Aims:Acute heart failure (AHF) is a clinical syndrome with a poor prognosis and a major public health concern worldwide. The aim of this study was to investigate whether carperitide administration improves the 1 year prognosis of patients with AHF and to check whether there is an optimal dose of the drug.

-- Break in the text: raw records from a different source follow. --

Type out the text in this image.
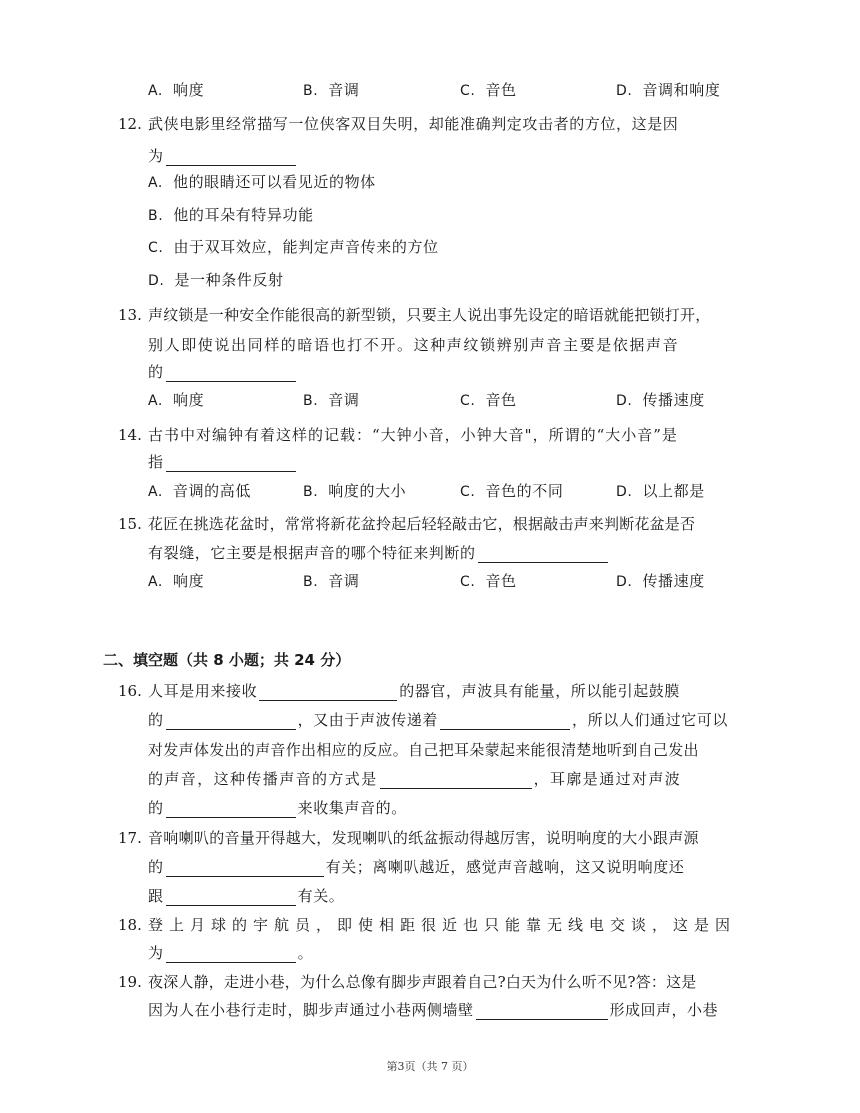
A. 响度	B. 音调	C. 音色	D. 音调和响度
12. 武侠电影里经常描写一位侠客双目失明，却能准确判定攻击者的方位，这是因
为
A. 他的眼睛还可以看见近的物体
B. 他的耳朵有特异功能
C. 由于双耳效应，能判定声音传来的方位
D. 是一种条件反射
13. 声纹锁是一种安全作能很高的新型锁，只要主人说出事先设定的暗语就能把锁打开，
别人即使说出同样的暗语也打不开。这种声纹锁辨别声音主要是依据声音
的
A. 响度	B. 音调	C. 音色	D. 传播速度
14. 古书中对编钟有着这样的记载：“大钟小音，小钟大音"，所谓的“大小音”是
指
A. 音调的高低	B. 响度的大小	C. 音色的不同	D. 以上都是
15. 花匠在挑选花盆时，常常将新花盆拎起后轻轻敲击它，根据敲击声来判断花盆是否
有裂缝，它主要是根据声音的哪个特征来判断的
A. 响度	B. 音调	C. 音色	D. 传播速度
二、填空题（共 8 小题；共 24 分）
16. 人耳是用来接收	的器官，声波具有能量，所以能引起鼓膜
的	，又由于声波传递着	，所以人们通过它可以
对发声体发出的声音作出相应的反应。自己把耳朵蒙起来能很清楚地听到自己发出
的声音，这种传播声音的方式是	，耳廓是通过对声波
的	来收集声音的。
17. 音响喇叭的音量开得越大，发现喇叭的纸盆振动得越厉害，说明响度的大小跟声源
的	有关；离喇叭越近，感觉声音越响，这又说明响度还
跟	有关。
18. 登上月球的宇航员，即使相距很近也只能靠无线电交谈，这是因
为	。
19. 夜深人静，走进小巷，为什么总像有脚步声跟着自己?白天为什么听不见?答：这是
因为人在小巷行走时，脚步声通过小巷两侧墙壁	形成回声，小巷
第3页（共 7 页）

Methods and results:We analysed the data of COOPERATE‐HF‐J (the Consortium for Pooled Data Analysis regarding Hospitalized Patients with Heart Failure in Japan), combining two cohorts (NARA‐HF and REALITY‐AHF), which included 2435 patients with acute decompensated heart failure. The patients were divided into no carperitide (NO‐ANP, n = 1098); very low‐dose carperitide (VLD‐ANP, <0.02 μg/kg/min, n = 593); and low‐dose carperitide groups (LD‐ANP, ≥0.02 μg/kg/min, n = 744). The primary endpoint was cardiovascular mortality within 1 year after admission. The secondary endpoints were all‐cause mortality and rehospitalization due to worsening heart failure within 1 year after admission. The median carperitide doses in the VLD‐ANP and LD‐ANP groups were 0.013 and 0.025 μg/kg/min, respectively. Kaplan–Meier analysis showed that cardiovascular mortality and all‐cause mortality were significantly lower in the LD‐ANP group than in the NO‐ANP and VLD‐ANP groups (P < 0.001 and P = 0.002, respectively). Multivariable Cox regression analysis for cardiovascular and all‐cause mortality revealed that LD‐ANP was significantly associated with lower cardiovascular and all‐cause mortality within 1 year after admission, even after adjusting other covariates (hazard ratio: 0.696 and 0.791, 95% confidence interval: 0.513–0.944 and 0.628–0.997, P = 0.020 and 0.047, respectively).
Conclusions:Low‐dose carperitide was significantly associated with lower cardiovascular and all‐cause mortality within 1 year after admission. Our results suggest the necessity for well‐designed randomized controlled trials to determine the doses of carperitide that could improve clinical outcomes in patients with AHF.